M. Husaini
(Mahasiswa Pasca Sarjana Magister Ilmu Pemerintahan ULM)
Sejalan berkembangnya jaman dan seiringpertumbuhan bonus demografi dengan proporsi penduduk dengan usia produktif yang semakin meningkat saat ini, maka seiring dengan itu berkembang pula pola pikir masyarakat yang semakin maju serta kritis yang mampu memunculkan tantangan baru. Dengan munculnya tantangan-tantangan baru, maka semakin berkembangnya tugas-tugas pemerintah yang harus lebih berusaha untuk meningkatkan peranannya dalam segala kegiatan maupun kebijakan yang dikeluarkan
Dalam mewujudkan keberhasilan pembangunan memerlukan partisipasi dan peran dari seluruh masyarakat. Tak kalah pentingnya peran pemerintah daerah sebagaimana telah diberikan kewenangan oleh pemerintah pusat guna menjalankan roda pemerintahannya sendiri menurut asas otonomi daerah dan tugas pembantuan yang sudah semestinya bertanggung jawab atas daerahnya masing-masing dengan melakukan upaya pembangunan dan pemberdayaan masyarakat guna mencapai masyarakat yang sejahtera.
Betapa pentingnya peran dari pemerintah daerah terkait dengan pembangunan dan pemberdayaan masyarakat, maka penyelenggaraan pemerintahan terutama dalam pembangunan dan pemberdayaan masyarakat merupakan aspek sangat penting dan dibutuhkan oleh masyarakat. Oleh karena itu, program pembangunan dan pemberdayaan masyarakat perlu ditingkatkan, tidak hanya pembangunan fisik lingkungan saja, akan tetapi lebih kepada memberikan dorongan/akses agar masyarakat ke depannya lebih mandiri dan tidak tergantung pada pemerintah.
Di era yang serba terbuka ini, di mana masyarakat semakin kritis terhadap kebijakan pembangunan yang dilaksanakan oleh Pemerintah maka paradigma pembangunan yang paling sesuai adalah sebuah paradigma yang menjadikan masyarakat sebagai salah satu pelaku dalam setiap proses pembangunan. Masyarakat tidak lagi hanya dipandang sebagai “objek”, pandangan kuno bahwa masyarakat tidak mengerti apa-apa terkait dengan pembangunan merupakan pandangan yang sudah usang. Masyarakat memiliki ciri khasnya masing-masing dan kemampuan dalam beradaptasi terhadap lingkungannya yang merupakan sebuah potensi besar atau modal dalam proses pelaksanaan pembangunan ke depan.
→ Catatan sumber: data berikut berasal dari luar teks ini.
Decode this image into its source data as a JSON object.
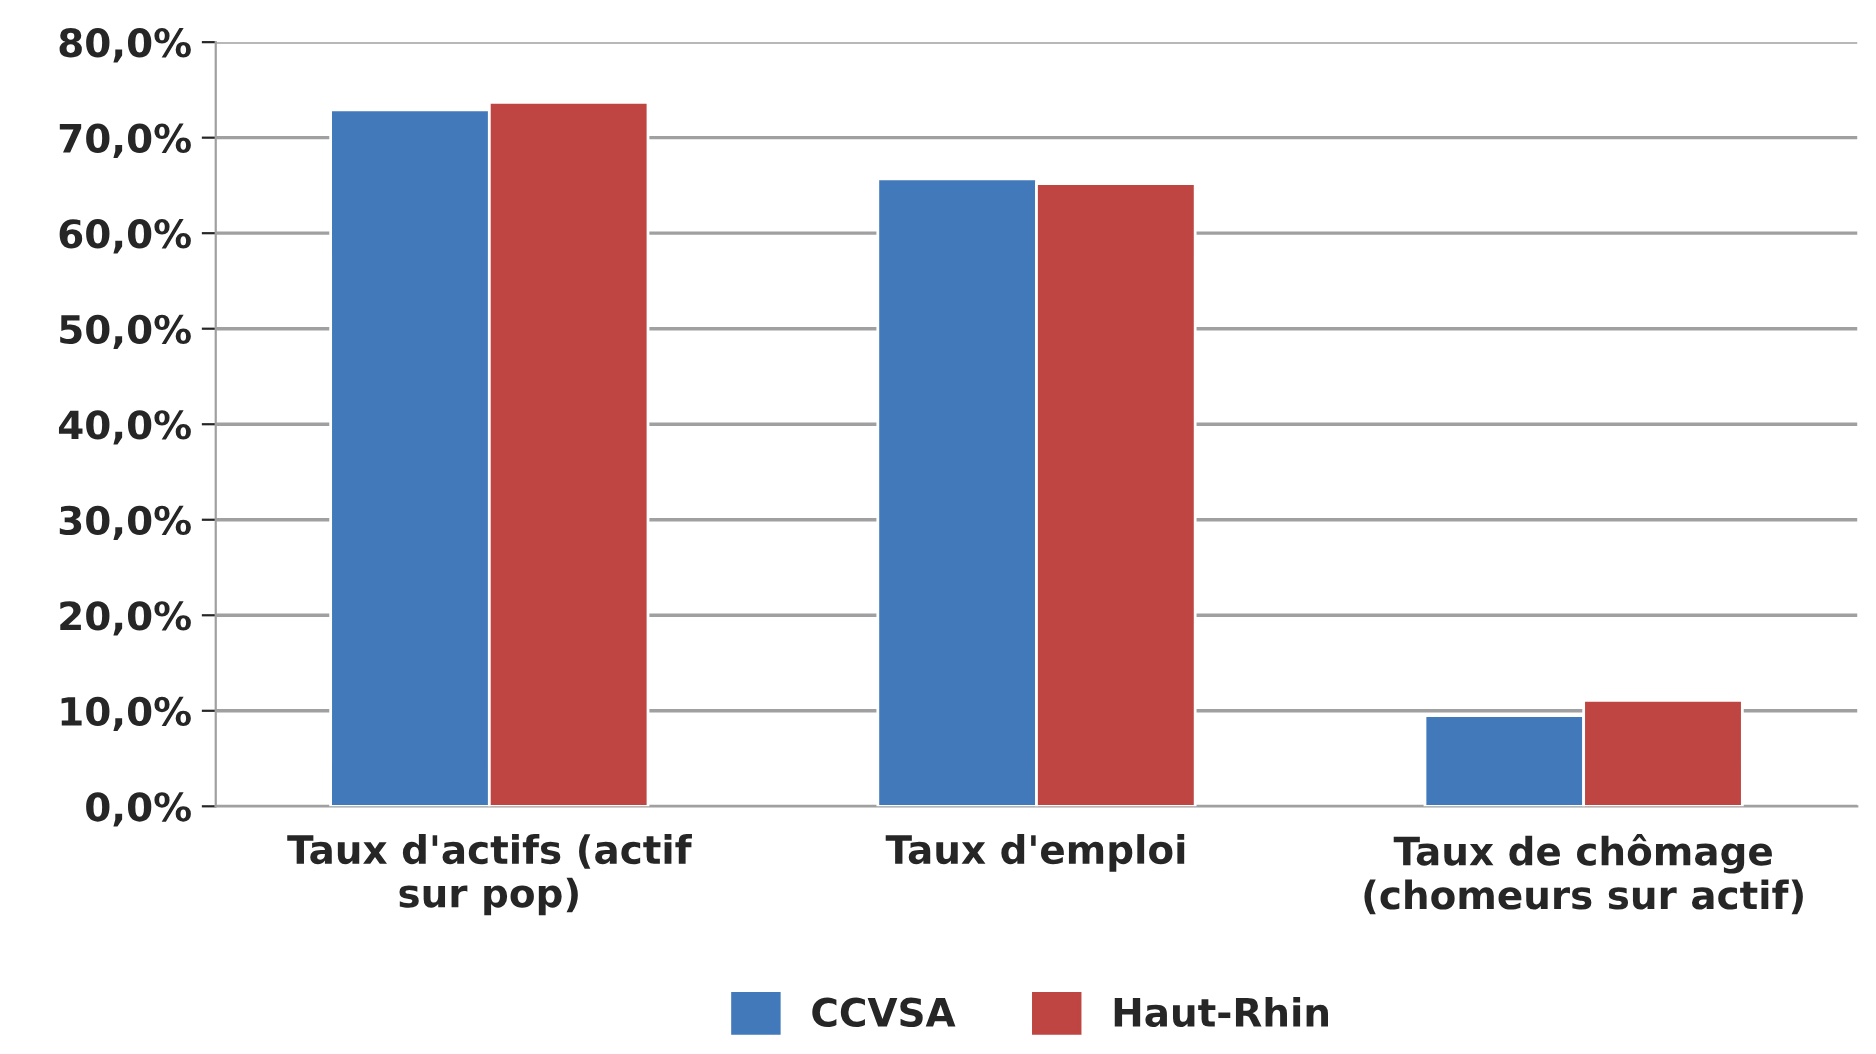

Kata “pembangunan” banyak diperbincangkan oleh beberapa kalangan, baik aparat birokrat, politisi, akademis, praktisi dan kelompok masyarakat yang peduli dengan kesejahteraan masyarakat. Akan tetapi pembangunan yang memusatkan pada pencapaian pertumbuhan makro, ternyata justru tidak berdampakbagi sebagian besar masyarakat yang akan diperbaiki kehidupannya. Karena itu, sejak kegagalan model pembangunan yang terlalu memusatkan pada pertumbuhan makro, banyak kalangan mengalihkan kiblatnya kepada pembangunan yang memusatkan kepada rakyat, yang di dalamnya mensyaratkan optimalisasi sumber daya lokal, partisipasi masyarakat dan pemberdayaan masyarakat.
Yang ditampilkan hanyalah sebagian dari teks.